5. Do Your Homework Before Making Major Financial Decisions or Purchases

Many people will do more research before buying a TV than they will before purchasing an investment or buying a home. Make sure that you’re not one of them. Buying a home and saving for retirement are two of the biggest financial decisions most people will ever make.


6. Sleep On It – Don’t Be Hasty With Big Financial Decisions

There are no major financial decisions or major purchases that need to be made on the spot. In fact, being pressured into making a hasty financial decision is one of the warning signs that the deal might not be as good as it seems.

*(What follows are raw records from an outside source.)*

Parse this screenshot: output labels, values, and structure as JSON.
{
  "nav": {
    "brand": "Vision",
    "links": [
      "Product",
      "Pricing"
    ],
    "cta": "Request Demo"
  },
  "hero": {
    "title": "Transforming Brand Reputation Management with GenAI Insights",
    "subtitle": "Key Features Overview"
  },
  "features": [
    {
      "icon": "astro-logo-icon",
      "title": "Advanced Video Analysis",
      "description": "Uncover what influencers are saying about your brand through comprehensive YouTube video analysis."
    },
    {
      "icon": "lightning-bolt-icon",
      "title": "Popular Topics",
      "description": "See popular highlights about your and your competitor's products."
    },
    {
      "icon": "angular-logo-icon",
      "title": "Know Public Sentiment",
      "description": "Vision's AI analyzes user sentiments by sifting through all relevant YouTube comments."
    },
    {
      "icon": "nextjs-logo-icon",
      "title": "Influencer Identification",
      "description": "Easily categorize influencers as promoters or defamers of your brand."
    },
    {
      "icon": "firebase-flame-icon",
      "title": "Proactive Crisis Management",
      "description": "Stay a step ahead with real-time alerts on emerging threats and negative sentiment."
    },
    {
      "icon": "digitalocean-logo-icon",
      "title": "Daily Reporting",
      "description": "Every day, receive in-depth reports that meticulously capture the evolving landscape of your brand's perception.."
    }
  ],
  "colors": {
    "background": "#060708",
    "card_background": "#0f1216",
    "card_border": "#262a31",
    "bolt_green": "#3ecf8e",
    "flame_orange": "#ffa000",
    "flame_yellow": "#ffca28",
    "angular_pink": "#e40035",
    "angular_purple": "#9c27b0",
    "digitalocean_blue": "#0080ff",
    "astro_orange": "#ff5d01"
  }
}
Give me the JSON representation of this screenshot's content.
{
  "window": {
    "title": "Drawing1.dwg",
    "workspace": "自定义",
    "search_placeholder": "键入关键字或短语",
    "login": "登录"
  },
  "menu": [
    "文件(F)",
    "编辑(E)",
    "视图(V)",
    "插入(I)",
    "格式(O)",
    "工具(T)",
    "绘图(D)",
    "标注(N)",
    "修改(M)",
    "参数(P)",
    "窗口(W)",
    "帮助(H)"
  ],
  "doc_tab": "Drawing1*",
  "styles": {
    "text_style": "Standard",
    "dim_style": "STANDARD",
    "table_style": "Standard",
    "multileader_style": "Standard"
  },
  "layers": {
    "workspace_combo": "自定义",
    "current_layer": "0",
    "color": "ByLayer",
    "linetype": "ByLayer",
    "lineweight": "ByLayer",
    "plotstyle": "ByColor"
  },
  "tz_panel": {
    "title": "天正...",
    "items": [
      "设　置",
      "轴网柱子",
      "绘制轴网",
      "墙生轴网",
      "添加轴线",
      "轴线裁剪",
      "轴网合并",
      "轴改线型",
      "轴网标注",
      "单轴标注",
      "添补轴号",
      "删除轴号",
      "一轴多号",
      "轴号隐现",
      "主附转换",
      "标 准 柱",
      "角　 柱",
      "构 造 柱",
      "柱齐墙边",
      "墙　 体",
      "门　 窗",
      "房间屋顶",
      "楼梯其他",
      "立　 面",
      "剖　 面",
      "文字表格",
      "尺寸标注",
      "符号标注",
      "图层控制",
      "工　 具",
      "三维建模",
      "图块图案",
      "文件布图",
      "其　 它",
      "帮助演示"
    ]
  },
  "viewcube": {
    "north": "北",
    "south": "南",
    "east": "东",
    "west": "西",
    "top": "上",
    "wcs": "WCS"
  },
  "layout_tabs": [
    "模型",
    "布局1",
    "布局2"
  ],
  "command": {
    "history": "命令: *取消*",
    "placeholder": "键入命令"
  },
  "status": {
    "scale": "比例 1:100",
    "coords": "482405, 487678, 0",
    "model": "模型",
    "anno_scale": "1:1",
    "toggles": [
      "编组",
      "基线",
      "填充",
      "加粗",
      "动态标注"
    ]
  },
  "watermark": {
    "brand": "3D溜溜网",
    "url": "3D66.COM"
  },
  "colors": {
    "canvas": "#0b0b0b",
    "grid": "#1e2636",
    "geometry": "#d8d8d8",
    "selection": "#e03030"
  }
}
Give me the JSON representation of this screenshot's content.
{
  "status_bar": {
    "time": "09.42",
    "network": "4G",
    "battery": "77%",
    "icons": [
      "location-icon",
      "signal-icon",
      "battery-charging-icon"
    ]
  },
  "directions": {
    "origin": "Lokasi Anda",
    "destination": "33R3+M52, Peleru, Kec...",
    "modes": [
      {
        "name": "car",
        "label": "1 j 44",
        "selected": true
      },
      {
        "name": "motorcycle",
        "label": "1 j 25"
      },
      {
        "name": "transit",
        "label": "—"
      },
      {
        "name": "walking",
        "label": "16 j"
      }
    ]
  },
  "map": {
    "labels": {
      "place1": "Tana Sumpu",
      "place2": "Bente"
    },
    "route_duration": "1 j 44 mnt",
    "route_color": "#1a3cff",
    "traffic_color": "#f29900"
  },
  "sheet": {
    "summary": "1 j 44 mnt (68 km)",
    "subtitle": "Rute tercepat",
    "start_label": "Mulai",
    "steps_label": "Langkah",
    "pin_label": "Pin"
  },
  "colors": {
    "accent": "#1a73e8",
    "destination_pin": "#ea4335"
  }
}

All worthwhile opportunities will be there another day if you are patient. It is better to wait and learn a cheap lesson, then hastily rush into something and learn an expensive lesson.

When you take the time to sleep on big decisions you have time to consider alternatives, evaluate whether you really need to do this, and probably get some other opinions or information. These are wise things to do every time you make a big decision—but especially financial decisions.


7. Know your credit score

Lenders and creditors can tell a lot about a person from their credit score.  But what goes into that number?  Here are the five factors that affect it.

  • payment history, outstanding debt, credit account history, recent inquiries and types of credit.

Payment history simply tracks whether you make your payments on time. If you’re late paying your bills, your rating could take a hit. Usually, a company will report a late payment to the credit bureau if it’s more than 30-days late.

Having too much debt is another thing lenders look for. Lenders want to know whether your outstanding debt—credit cards, mortgages, lines of credit, etc.—exceeds your ability to pay it off.

How much debt is too much? You should try to limit the amount of debt you owe to no more than half of your credit limit. In other words, if you have two credit cards with $5,000 limits, and a $10,000 line of credit, you don’t want owe more than $10,000 between the three of these debt products. Aim for balances under 30%.

Credit history looks at how you’ve paid off loans in the past. You’ll get a better score if you’ve been using, and paying off, the same credit card for 10 years versus one you’ve had for only a few months. That is why it’s cautioned against cancelling cards, especially old ones. If you close an account, that credit history gets wiped out.

While you can check your own credit as many times as you’d like, others can only check your rating twice in 12 a month period before that info turns up on your credit rating. “Applying for a loan at five different places shows that a person is having trouble getting credit and may not be financial stable. “What happens if they all say yes and now all the sudden you have five times the credit then you did before? There’s a real risk you won’t be able to handle it.”

Lastly, lenders want to know what type of credit you have. They want to see that you can handle more forms of credit than a simple credit card will give you. Having a mortgage, a car loan and a line of credit, in addition to a credit card, will help your rating.


What’s the right score?
A perfect credit score is 900, but the average score for Canadians is around 700, which is still a good number. Anything under 620 could affect your ability to secure a loan.

If you do have a low score it doesn’t mean you’ll never be able to borrow again. Some places will lend you money, albeit at higher interest rates.

It’s not always about the score. Each institution has its own scoring model, which a lot of people don’t realize.

Don’t wait for an ad to tell you to check your credit score. Pay attention to it, make sure it’s good and try to fix it if it’s not. You need to check your credit. Especially if you have a big purchase coming up.


Want to find out your credit score? There are two credit reporting agencies that can provide this information: Equifax Canada and TransUnion. For a fee you can get your credit report instantly from one of these two companies. (Equifax charges $24.95 while TransUnion charges $14.95 for its instant credit reports.) You will need your social insurance number, driver’s license and other identifying information to fill in the online form.

These companies will also give you your credit report for free, but you have to print off a form and mail it in.